Destin compliqué aussi que celui raconté dans une ample et pertinente biographie signée Françoise Liffran, de « Margherita Sarfatti. L’égérie du Duce » (4). Vénitienne, fille d’une riche famille juive, cultivée et érudite en matière artistique, mariée à un avocat qui sera maire de Milan, elle y rencontre en 1912 Benito Mussolini. Une passion amoureuse les réunit et par sa fortune, ses écrits, ses réseaux, elle va soutenir l’ascension du Duce jusqu’à la Marche sur Rome et l’instauration du nouveau régime. Dans le même temps, elle rassemble les artistes majeurs de l’époque autour du mouvement Novocento italiano, dont elle va faire l’emblème culturel de la « révolution fasciste ».
L’étoile du chantre du fascisme décline au début des années 1930 lorsque Mussolini l’écarte de sa vie privée, mais elle restera sa conseillère jusqu’à son rapprochement avec Hitler. En 1938, victime des lois antijuives, elle doit fuir. Neuf ans plus tard elle reviendra mourir dans sa villa près de Côme.

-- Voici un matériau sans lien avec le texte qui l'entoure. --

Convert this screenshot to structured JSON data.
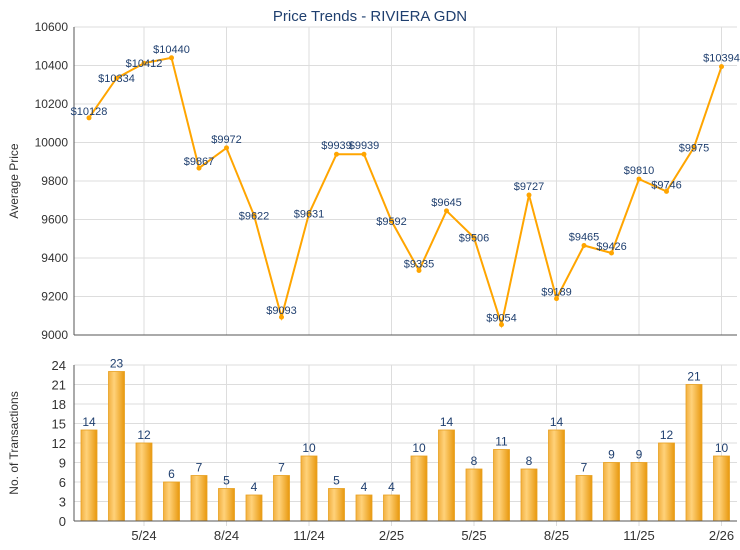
{
  "chart_data": [
    {
      "type": "line",
      "title": "Price Trends - RIVIERA GDN",
      "ylabel": "Average Price",
      "xlabel": "",
      "ylim": [
        9000,
        10600
      ],
      "yticks": [
        9000,
        9200,
        9400,
        9600,
        9800,
        10000,
        10200,
        10400,
        10600
      ],
      "values": [
        10128,
        10334,
        10412,
        10440,
        9867,
        9972,
        9622,
        9093,
        9631,
        9939,
        9939,
        9592,
        9335,
        9645,
        9506,
        9054,
        9727,
        9189,
        9465,
        9426,
        9810,
        9746,
        9975,
        10394
      ],
      "labels": [
        "$10128",
        "$10334",
        "$10412",
        "$10440",
        "$9867",
        "$9972",
        "$9622",
        "$9093",
        "$9631",
        "$9939",
        "$9939",
        "$9592",
        "$9335",
        "$9645",
        "$9506",
        "$9054",
        "$9727",
        "$9189",
        "$9465",
        "$9426",
        "$9810",
        "$9746",
        "$9975",
        "$10394"
      ],
      "grid": true,
      "color": "#FFA500"
    },
    {
      "type": "bar",
      "ylabel": "No. of Transactions",
      "ylim": [
        0,
        24
      ],
      "yticks": [
        0,
        3,
        6,
        9,
        12,
        15,
        18,
        21,
        24
      ],
      "values": [
        14,
        23,
        12,
        6,
        7,
        5,
        4,
        7,
        10,
        5,
        4,
        4,
        10,
        14,
        8,
        11,
        8,
        14,
        7,
        9,
        9,
        12,
        21,
        10
      ],
      "xticks": [
        {
          "index": 2,
          "label": "5/24"
        },
        {
          "index": 5,
          "label": "8/24"
        },
        {
          "index": 8,
          "label": "11/24"
        },
        {
          "index": 11,
          "label": "2/25"
        },
        {
          "index": 14,
          "label": "5/25"
        },
        {
          "index": 17,
          "label": "8/25"
        },
        {
          "index": 20,
          "label": "11/25"
        },
        {
          "index": 23,
          "label": "2/26"
        }
      ],
      "grid": true,
      "color": "#F0A830"
    }
  ],
  "colors": {
    "title": "#1F3F6F",
    "label": "#1F3F6F",
    "axis": "#333333",
    "grid": "#DDDDDD"
  }
}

Retour au passé avec le portrait de celle que Christine Drouard appelle « la fille de l’ombre », « Solange Sand ou la Folie d’aimer » (5). Journaliste dans la presse féministe, l’auteur se penche sur les malheurs de la fille de George Sand, Solange, la mal-aimée, que sa mère a envoyée très jeune en pension et qui a eu la malchance, encore enfant, mais déjà très féminine d’apparence, de séduire les Sandeau, Chopin, Delacroix, amis et amants de l’écrivain. Jusqu’à la rupture, quand Solange a mis un terme à des fiançailles voulues par sa mère afin de l’éloigner de son cercle, et épousé le sulfureux sculpteur Clésinger. Christine Drouard rend justice à cette jeune femme « fantaisiste, intelligente, fidèle en amitié comme en amour » et qui fut, comme sa mère, « en avance sur son temps ».
(2) Éditions Atlantica, 164 p., photos noir et blanc, 18 euros.
(3) Éditions Payot, 183 p., un cahier de photos noir et blanc, 18 euros.
(4) Éditions du Seuil, 754 p., un cahier de photos noir et blanc, 28 euros.
(5) Éditions Belfond, 232 p., 18,50 euros.